Mancher Wähler im Norden wird sich sogar wundern, wenn Michael Weichert auftaucht. Denn in diesem Wahlkampf hat er auf Plakate mit seinem Konterfei verzichtet, will das Geld lieber für drei gute Zwecke spenden – einmal für eine Wohngruppe des Zwergenland e.V., einmal für das durch den fehlenden Saal arg gebeutelte Soziokulturelle Zentrum Anker e.V. und einmal für den Verein, den er selbst mitbegründet hat, den Bürgerverein Möckern/Wahren, der wie andere Leipziger Bürgervereine auch derzeit in schwerem finanziellen Fahrwasser ist.

“Das wird mein ganz persönlicher Wahlkampf”, sagt er. Und dafür steht auch der Spruch, den er auf 20.000 Postkarten hat drucken lassen: “Nur Mut.”

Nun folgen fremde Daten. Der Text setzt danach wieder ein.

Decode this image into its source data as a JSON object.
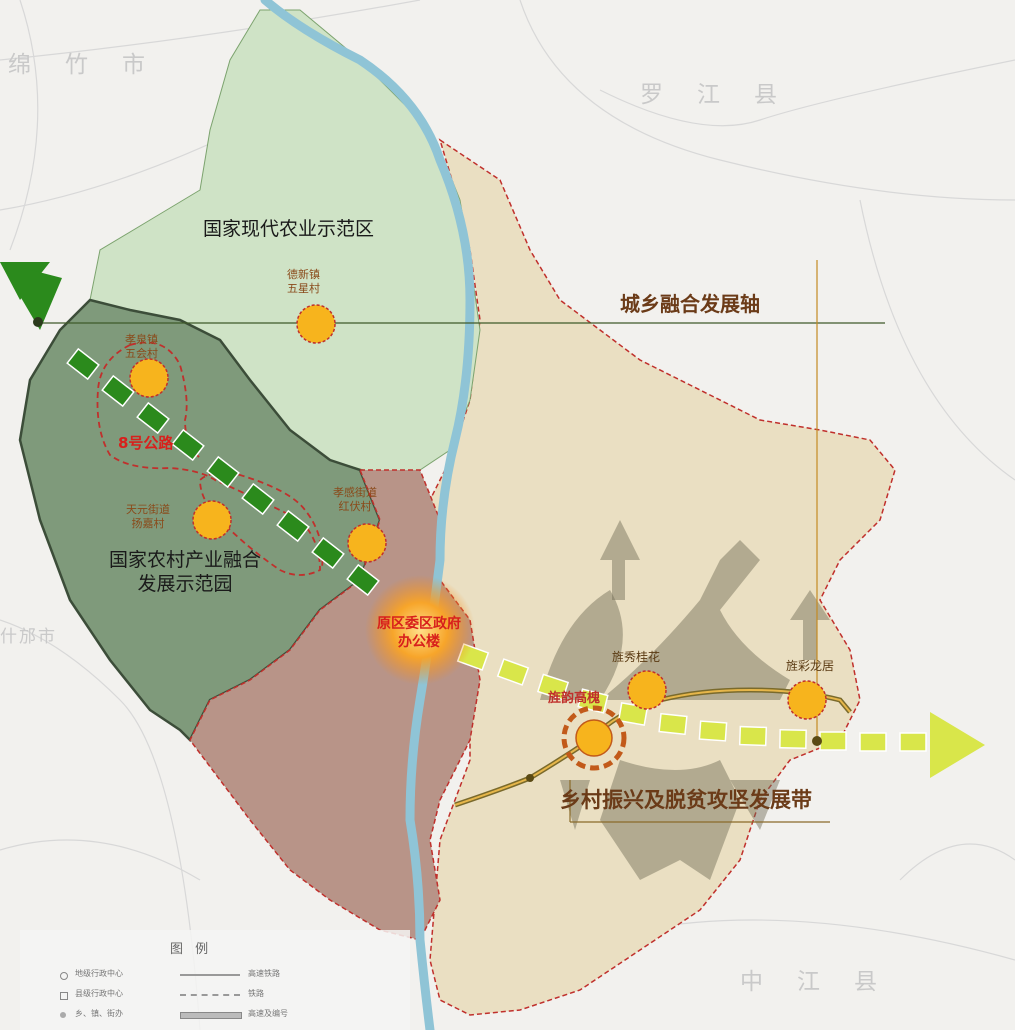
{
  "map": {
    "city_names": {
      "mianzhu": "绵竹市",
      "luojiang": "罗江县",
      "shifang": "什邡市",
      "zhongjiang": "中江县"
    },
    "zones": {
      "agri_demo": "国家现代农业示范区",
      "rural_fusion_line1": "国家农村产业融合",
      "rural_fusion_line2": "发展示范园"
    },
    "axes": {
      "urban_rural": "城乡融合发展轴",
      "revitalization": "乡村振兴及脱贫攻坚发展带",
      "road_8": "8号公路"
    },
    "villages": [
      {
        "line1": "德新镇",
        "line2": "五星村"
      },
      {
        "line1": "孝泉镇",
        "line2": "五会村"
      },
      {
        "line1": "天元街道",
        "line2": "扬嘉村"
      },
      {
        "line1": "孝感街道",
        "line2": "红伏村"
      },
      {
        "line1": "旌秀桂花",
        "line2": ""
      },
      {
        "line1": "旌彩龙居",
        "line2": ""
      },
      {
        "line1": "旌韵高槐",
        "line2": ""
      }
    ],
    "center": {
      "line1": "原区委区政府",
      "line2": "办公楼"
    },
    "legend": {
      "title": "图 例",
      "items": [
        "地级行政中心",
        "县级行政中心",
        "乡、镇、街办",
        "高速铁路",
        "铁路",
        "高速及编号"
      ]
    },
    "colors": {
      "agri_zone": "#cfe3c6",
      "fusion_zone": "#7f9a7b",
      "urban_zone": "#b89488",
      "east_zone": "#eadfc2",
      "river": "#8fc4d6",
      "axis_green": "#2b8a1c",
      "axis_yellow": "#d9e64a",
      "node": "#f7b41d",
      "boundary": "#c0302c"
    }
  }
}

“Den hatte ich auch das letzte Mal auf meinen Plakaten stehen”, sagt er. Es gehe aber nicht nur um den Mut, jetzt bei den Grünen sein Kreuz zu machen. Auch wenn es Manchem sicher schwer fällt, wenn in seinem Bekanntenkreis anders diskutiert wird. Die wilden Argumente aus dem Boulevard, die den Grünen den Bundestagswahlkampf 2013 verhagelt haben, stammen ja aus der Welt der einfachen Wahrheiten und simplen Argumente. Oft genug überfordern die Grünen die Wähler, auch wenn es aus ihrer Sicht doch ganz einfach aussieht.

Sieben Punkte hat Michael Weichert auf die Rückseite seiner Postkarte drucken lassen. Manche davon erfordern tatsächlich ein Umdenken. Etwa der, dass man Bildung eben nicht nur als Kostenfaktor betrachten darf, sondern als wichtige wirtschaftliche Investition denken muss. Energiewende und Stärkung regionaler Wirtschaftskreisläufe steht natürlich genauso da wie gesündere Schulverpflegung, ein “Ende der Qualtierhaltung” und – als Mahnung – ein Bewahren des Erbes der ’89er Bürgerbewegung, aus der er kommt. Er war 1989 dabei, als das Neue Forum gegründet wurde und 1990 beim Bündnis `90, aus dem 1991 Bündnis 90/Die Grünen wurde.

Wenn man nur einem der Punkte zustimmen könnte, so Weichert, dann könne man auch beide Kreuze bei Grün machen.

Aber sein Mutmachen denkt er größer. “Wichtig ist, dass möglichst viele Menschen am 31. August wählen gehen.” Denn bei niedriger Wahlbeteiligung sind die Chancen für extremistische Parteien, doch wieder in den Landtag zu kommen, höher. Es ist also auch eine kleine Ermutigung für alle Demokraten: Wählen gehen.